En filigrane, une idée se dessine : ce n’est pas l’existence du Chamois d’Or dans l’alimentation qui pose problème, mais la place qu’on lui donne et les choix que l’on fait autour. Entre une assiette centrée sur les végétaux, où le fromage arrive comme un invité discret mais apprécié, et un repas quasi uniquement composé de produits animaux gras, le message envoyé au cœur et aux artères n’est pas le même. Garder ce contraste en tête aide à décider, chaque jour, où se situer.

Peut-on manger du Chamois d’Or tous les jours quand on a du cholestérol ?

Chez une personne avec un cholestérol élevé, il reste préférable de limiter le fromage, Chamois d’Or compris, à quelques portions par semaine plutôt qu’à une consommation quotidienne. Une portion de 20 à 30 g, 2 à 3 fois par semaine, intégrée à un repas très riche en légumes et en fibres, s’inscrit plus facilement dans un régime visant la prévention des maladies cardiovasculaires. En cas de traitement ou d’antécédent cardiaque, l’avis du médecin ou du diététicien reste indispensable pour adapter ces repères.

Le Chamois d’Or est-il moins gras que les autres fromages ?

Par portion standard de 30 g, le Chamois d’Or se situe dans la catégorie des fromages modérés en lipides, avec un taux de graisses plus bas que de nombreuses pâtes dures longues à affiner. Cela ne le place pas au même niveau qu’un fromage blanc ou une ricotta très légère, mais le rend plus intéressant que certains fromages très riches en acides gras saturés. Son intérêt principal tient donc à la modération des portions et à son association avec des aliments riches en fibres.

Comment accompagner le Chamois d’Or pour limiter l’impact sur le cholestérol ?

Le meilleur réflexe consiste à toujours associer le Chamois d’Or à une grande portion de légumes ou de crudités, éventuellement complétés par des légumineuses (lentilles, pois chiches, haricots). Un féculent complet, comme du pain au levain ou du riz complet, et une petite quantité de matière grasse végétale riche en oméga 3 complètent ce cadre. Cette combinaison de fibres et de bons nutriments contribue à limiter l’absorption du cholestérol et améliore le profil global du repas.
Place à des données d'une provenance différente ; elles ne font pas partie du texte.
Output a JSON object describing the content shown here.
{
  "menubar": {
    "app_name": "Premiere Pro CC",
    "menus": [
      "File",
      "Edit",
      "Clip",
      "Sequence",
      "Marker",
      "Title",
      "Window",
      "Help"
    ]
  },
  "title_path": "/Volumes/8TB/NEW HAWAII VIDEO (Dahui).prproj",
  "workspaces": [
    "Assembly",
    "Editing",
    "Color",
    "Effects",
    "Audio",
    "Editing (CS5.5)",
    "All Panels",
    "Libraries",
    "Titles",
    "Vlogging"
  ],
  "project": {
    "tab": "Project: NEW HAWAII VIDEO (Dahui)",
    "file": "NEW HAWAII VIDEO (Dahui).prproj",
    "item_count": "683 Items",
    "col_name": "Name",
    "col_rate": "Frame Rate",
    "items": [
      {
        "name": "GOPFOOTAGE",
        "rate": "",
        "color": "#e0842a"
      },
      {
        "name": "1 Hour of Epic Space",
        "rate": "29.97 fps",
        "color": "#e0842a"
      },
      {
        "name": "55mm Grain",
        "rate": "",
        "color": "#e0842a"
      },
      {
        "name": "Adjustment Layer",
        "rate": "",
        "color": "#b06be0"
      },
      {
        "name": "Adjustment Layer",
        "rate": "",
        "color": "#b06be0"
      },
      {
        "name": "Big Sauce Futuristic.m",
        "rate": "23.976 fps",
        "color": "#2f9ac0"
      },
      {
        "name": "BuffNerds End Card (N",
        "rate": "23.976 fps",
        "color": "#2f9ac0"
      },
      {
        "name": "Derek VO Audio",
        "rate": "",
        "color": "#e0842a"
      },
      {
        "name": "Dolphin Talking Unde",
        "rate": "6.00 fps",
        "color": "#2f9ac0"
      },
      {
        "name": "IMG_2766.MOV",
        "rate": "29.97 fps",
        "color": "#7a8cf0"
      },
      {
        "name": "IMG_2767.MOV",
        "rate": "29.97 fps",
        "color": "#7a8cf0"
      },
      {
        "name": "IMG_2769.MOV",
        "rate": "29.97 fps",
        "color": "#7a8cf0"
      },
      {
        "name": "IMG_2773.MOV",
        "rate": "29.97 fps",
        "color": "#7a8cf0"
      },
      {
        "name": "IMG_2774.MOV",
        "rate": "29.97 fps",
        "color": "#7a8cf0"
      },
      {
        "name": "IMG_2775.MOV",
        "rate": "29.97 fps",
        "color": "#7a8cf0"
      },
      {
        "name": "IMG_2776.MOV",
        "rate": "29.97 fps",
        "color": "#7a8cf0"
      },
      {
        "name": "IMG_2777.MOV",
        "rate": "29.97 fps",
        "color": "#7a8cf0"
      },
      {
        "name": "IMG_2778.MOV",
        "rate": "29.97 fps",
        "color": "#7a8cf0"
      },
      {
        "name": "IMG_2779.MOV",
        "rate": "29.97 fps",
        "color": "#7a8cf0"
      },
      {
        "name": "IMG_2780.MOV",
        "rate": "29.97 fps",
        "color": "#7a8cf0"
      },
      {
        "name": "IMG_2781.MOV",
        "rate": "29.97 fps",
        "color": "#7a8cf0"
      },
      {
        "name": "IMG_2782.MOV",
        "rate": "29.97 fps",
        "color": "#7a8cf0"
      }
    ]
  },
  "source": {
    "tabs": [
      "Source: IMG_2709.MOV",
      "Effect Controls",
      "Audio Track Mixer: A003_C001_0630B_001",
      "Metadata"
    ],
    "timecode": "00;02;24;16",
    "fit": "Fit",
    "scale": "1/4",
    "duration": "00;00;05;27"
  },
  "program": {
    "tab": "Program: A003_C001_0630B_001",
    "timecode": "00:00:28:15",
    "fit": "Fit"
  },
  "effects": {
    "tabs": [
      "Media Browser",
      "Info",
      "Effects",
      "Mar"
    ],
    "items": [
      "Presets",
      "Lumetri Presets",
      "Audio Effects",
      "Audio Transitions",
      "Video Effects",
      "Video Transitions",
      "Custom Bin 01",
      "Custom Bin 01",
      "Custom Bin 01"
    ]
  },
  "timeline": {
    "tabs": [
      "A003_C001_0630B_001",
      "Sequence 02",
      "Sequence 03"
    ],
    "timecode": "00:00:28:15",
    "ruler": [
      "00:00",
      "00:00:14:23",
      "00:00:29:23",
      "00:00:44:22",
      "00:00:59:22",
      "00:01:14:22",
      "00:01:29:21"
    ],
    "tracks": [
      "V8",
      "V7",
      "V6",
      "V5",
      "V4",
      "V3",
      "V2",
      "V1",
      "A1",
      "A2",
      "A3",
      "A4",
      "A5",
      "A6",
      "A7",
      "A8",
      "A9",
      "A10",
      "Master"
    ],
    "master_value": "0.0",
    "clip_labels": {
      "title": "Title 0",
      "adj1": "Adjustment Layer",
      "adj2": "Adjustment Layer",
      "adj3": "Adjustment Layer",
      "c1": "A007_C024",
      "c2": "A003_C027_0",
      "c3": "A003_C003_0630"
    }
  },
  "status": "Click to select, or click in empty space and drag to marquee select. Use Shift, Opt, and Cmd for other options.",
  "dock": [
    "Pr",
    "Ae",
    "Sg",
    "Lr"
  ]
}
Chamois d’Or ou chèvre frais : quel est le meilleur choix pour la santé cardiovasculaire ?

Sur le plan strictement lipidique, un chèvre frais ou certains fromages de brebis et fromages frais affichent souvent une teneur en graisses légèrement inférieure à celle du Chamois d’Or. Ils peuvent donc être privilégiés plus régulièrement dans un régime anti-cholestérol. Le Chamois d’Or reste toutefois une option viable à petite dose, en alternance avec ces fromages plus maigres, pour conserver de la variété et du plaisir sans alourdir l’apport en graisses saturées.

Faut-il supprimer totalement le fromage si on a un taux de cholestérol élevé ?

La plupart des recommandations actuelles ne demandent pas de supprimer tout le fromage, mais de réduire les apports en acides gras saturés, d’augmenter les fibres et de revoir l’hygiène de vie globale. Selon les cas, un professionnel de santé peut proposer de limiter les portions à 20 g quelques fois par semaine, ou de réserver le fromage à des moments précis. Des fromages moins gras, comme certains chèvres, brebis, fromages frais ou le Chamois d’Or à petite dose, peuvent rester au menu, à condition que le reste de l’alimentation soutienne réellement la prévention des maladies cardiovasculaires.